Family, friends and civil rights leaders gathered in Memphis on Wednesday to mourn the death of 29-year-old father Tyre Nichols.
Mr Nichols died three days after he was beaten by police following a traffic stop.
Five officers were charged last week over his death.
Relatives as well as national figures, including Vice-President Kamala Harris and actor Spike Lee, came to Tennessee to pay their respects.
During the three-hour ceremony that featured gospel songs and African drumming, those who knew Mr Nichols spoke of a kind and caring father who enjoyed skateboarding and photography, while many called for police reforms.
Rev. Dr J. Lawrence Turner, a pastor at Mississippi Boulevard Christian Church, began the service by mourning a “son, father, brother, friend, human being gone too soon and denied his rights to life, liberty and the pursuit of happiness”.
Several other prominent leaders also gave speeches, including Vice-President Harris, who told Mr Nichols’ family the country was mourning with them.
“Mothers around the world, when their babies are born, pray to God when they hold that child that that body and that life will be safe,” she said. “Yet we have a mother and a father who mourn the life of a young man who should be here today.”
She called Mr Nichols’ death “an act of violence at the hands and the feet of people who have been charged with keeping them safe”, and called on Congress to pass the George Floyd Justice in Policing Act.
Graphic bodycam footage of Mr Nichols’ encounter with police released last week showed him being brutally punched, kicked, pepper-sprayed and hit by police officers.
Mr Nichols was black, as are the police officers now charged with second-degree murder, assault, kidnapping, official misconduct and oppression.
None have not entered a plea, but lawyers for two of the men earlier said they would contest the charges.
The families of George Floyd and Breonna Taylor, both of whom died as a result of police violence, were also in attendance.
Mr Nichols’ siblings remembered their brother as someone who touched many lives, including older sister Keyana Dixon, who said through tears that her younger brother was “robbed of his life, his passions and his talents, but not his light”.
Mr Nichols’ other sister recited a poem titled “I’m just trying to go home”, a reference to what Mr Nichols’ told police officers in bodycam footage.
“I’ve skated across barriers designed to hold me back. I’m just trying to go home, where the love is loud and the smiles are warm, like the sunsets that come for me in the coldest of my storms,” she said.
Civil rights leader Reverend Al Sharpton noted Mr Nichols was murdered in the same city as Dr Martin Luther King Jr 55 years before. There’s “nothing more insulting and offensive” than police officers beating their “brother” to death, he said.
“If that man had been white you wouldn’t have beat him like that that night,” he said, pledging to never let Mr Nichols’ “memory die”.
Ben Crump, the high-profile attorney representing Mr Nichols’ family, said police failed to see him as a human being. He said the world needed to secure “equal justice” for Mr Nichols.
He and other civil rights activists have argued police culture is to blame for Mr Nichols’ death.

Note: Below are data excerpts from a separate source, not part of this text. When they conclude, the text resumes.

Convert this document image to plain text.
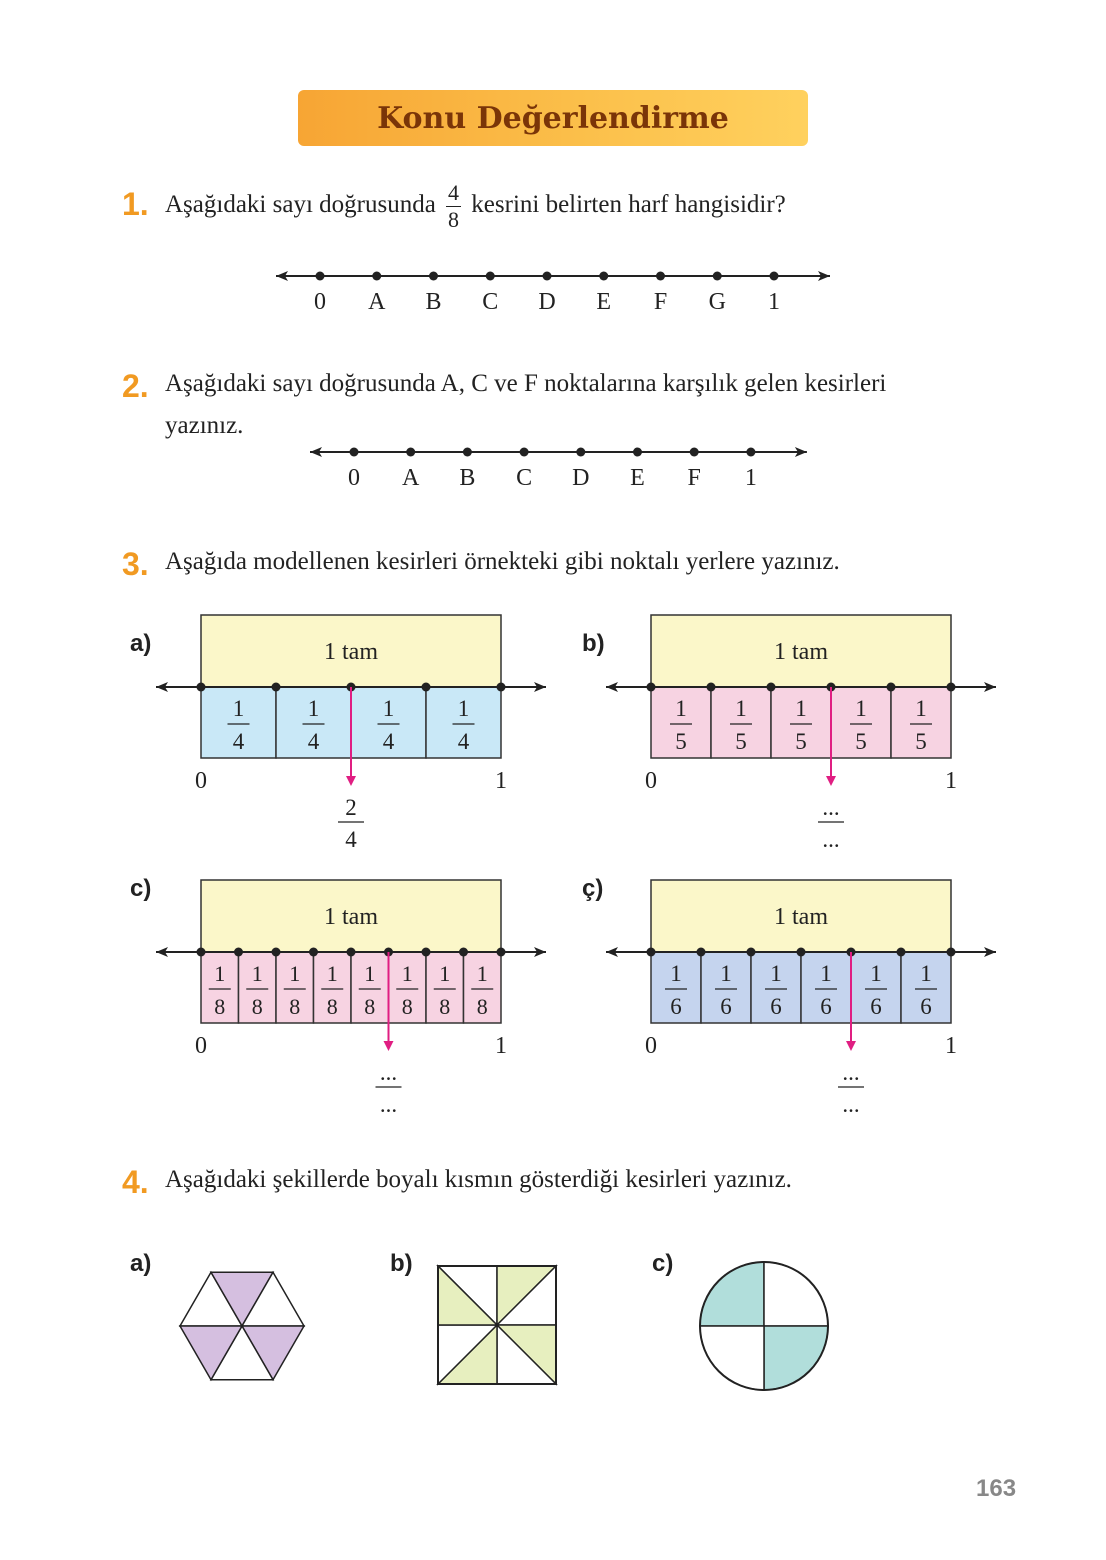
Konu Değerlendirme
1. Aşağıdaki sayı doğrusunda $\frac{4}{8}$ kesrini belirten harf hangisidir?
0 A B C D E F G 1
2. Aşağıdaki sayı doğrusunda A, C ve F noktalarına karşılık gelen kesirleri
yazınız.
0 A B C D E F 1
3. Aşağıda modellenen kesirleri örnekteki gibi noktalı yerlere yazınız.
a)	b)
c)	ç)
1 tam
1
4
1
4
1
4
1
4
0	1
2
4
1 tam
1
5
1
5
1
5
1
5
1
5
0	1
...
...
1 tam
1
8
1
8
1
8
1
8
1
8
1
8
1
8
1
8
0	1
...
...
1 tam
1
6
1
6
1
6
1
6
1
6
1
6
0	1
...
...
4. Aşağıdaki şekillerde boyalı kısmın gösterdiği kesirleri yazınız.
a)	b)	c)
163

They have said Memphis Police Chief Cerelyn Davis’ swift response in charging the five police officers should be a”blueprint” for justice going forward.
Ms Davis has said the treatment of Mr Nichols “defied humanity”.
Mr Nichols’ mother, RowVaughn Wells, who spoke briefly during the service, also urged lawmakers to pass the George Floyd policing act because “there should be no other child that’s suffered” the way her son and many others have, she said.
The youngest of four children, Mr Nichols grew up in Sacramento, California before moving to Memphis in 2020 during the coronavirus pandemic to be closer to his mother. He was a father to a four-year-old boy, and worked at FedEx with his stepfather Rodney Wells.
A photo slideshow played during the funeral displayed Mr Nichols’ many life passions, including capturing sunsets on camera and spending time with his son.